Federal Reserve Financial Accountability and Transparency Act
The Federal Reserve Financial Accountability and Transparency Act would amend the Federal Reserve Act to add new reporting requirements to the annual report of the Board of Governors of the Federal Reserve System. Specifically, it would require the Fed to disclose, for each Federal Reserve Bank and the Board, detailed budget and staffing information across several categories (such as supervision, legal, operations, financial stability/open market operations, administration, economic research, and international engagements). It would also require identifying the three most important research areas by spending and staffing for both the Board and each Fed Bank, and to report annual expenditures on each rule, guidance, and policy statement that was proposed or finalized. The changes would take effect two years after enactment. Overall, the bill aims to increase transparency and accountability around the Fed’s spending, staffing, research priorities, and regulatory actions.
Key Points
- 1Adds new mandatory content to the annual report submitted by the Board of Governors (and applicable to each Federal Reserve Bank) by reorganizing the 7th undesignated paragraph of section 10 of the Federal Reserve Act, effectively expanding what must be reported each year.
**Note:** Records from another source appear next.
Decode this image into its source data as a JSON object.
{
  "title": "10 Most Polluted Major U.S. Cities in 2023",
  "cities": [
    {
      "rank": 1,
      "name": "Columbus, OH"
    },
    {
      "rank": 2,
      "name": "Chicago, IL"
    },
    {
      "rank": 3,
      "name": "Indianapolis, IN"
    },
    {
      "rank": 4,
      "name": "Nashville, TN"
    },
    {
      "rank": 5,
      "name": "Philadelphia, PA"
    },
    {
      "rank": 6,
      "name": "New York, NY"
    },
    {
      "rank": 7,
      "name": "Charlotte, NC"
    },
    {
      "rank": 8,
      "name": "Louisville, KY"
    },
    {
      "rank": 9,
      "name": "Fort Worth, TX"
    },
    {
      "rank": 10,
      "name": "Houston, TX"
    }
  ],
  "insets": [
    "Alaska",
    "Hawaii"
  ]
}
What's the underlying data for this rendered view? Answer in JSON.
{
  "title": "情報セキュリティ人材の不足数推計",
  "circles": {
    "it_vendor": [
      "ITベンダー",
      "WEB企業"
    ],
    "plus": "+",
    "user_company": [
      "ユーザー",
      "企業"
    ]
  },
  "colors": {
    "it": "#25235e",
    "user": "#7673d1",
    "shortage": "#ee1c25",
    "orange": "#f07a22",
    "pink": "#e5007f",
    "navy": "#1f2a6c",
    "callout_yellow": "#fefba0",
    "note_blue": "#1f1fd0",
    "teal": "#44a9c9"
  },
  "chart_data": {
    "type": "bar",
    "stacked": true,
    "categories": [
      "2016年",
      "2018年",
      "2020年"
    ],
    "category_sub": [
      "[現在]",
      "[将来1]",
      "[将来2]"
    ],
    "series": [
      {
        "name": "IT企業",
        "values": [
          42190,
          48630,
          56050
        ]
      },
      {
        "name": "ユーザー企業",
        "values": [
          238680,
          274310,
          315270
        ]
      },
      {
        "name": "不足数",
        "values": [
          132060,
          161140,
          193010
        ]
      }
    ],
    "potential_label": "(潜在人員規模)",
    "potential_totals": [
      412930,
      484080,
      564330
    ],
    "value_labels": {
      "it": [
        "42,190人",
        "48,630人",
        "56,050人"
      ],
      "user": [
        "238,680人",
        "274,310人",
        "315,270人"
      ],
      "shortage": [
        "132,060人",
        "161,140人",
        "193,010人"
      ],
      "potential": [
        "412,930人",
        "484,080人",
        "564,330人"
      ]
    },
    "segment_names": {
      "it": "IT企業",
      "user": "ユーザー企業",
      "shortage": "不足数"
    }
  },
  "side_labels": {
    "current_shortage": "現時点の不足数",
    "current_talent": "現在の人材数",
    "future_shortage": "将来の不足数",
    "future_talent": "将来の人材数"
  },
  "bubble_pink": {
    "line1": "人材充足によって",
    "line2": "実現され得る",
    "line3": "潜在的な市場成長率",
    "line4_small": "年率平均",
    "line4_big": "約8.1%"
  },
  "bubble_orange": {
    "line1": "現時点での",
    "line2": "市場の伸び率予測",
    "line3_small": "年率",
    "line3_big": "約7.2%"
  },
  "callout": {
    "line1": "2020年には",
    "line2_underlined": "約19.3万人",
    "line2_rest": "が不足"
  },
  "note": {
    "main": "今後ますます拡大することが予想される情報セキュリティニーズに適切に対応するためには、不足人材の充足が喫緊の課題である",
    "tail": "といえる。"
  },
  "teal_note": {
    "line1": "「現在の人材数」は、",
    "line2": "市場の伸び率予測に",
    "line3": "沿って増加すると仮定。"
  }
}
- 2Requires a category-by-category breakdown of annual expenditures and full-time equivalent employees (FTE) for each Federal Reserve Bank and the Board across seven areas: (I) supervision activities of financial institutions, (II) legal functions, (III) operations (currency services, ACH, check clearing, wholesale payments), (IV) financial stability and open market operations, (V) administrative functions (HR, accounting, IT), (VI) economic research, (VII) engagements with international bodies (e.g., BIS, Basel Committee, NGFS).
- 3Must identify the three most important research areas, measured by expenditures and FTE, for both the Board and each Federal Reserve Bank.
- 4Requires disclosure of annual expenditures in the prior year dedicated to each rule, guidance, and policy statement that was proposed or finalized.
- 5Effective date: These amendments take effect two years after the date of enactment.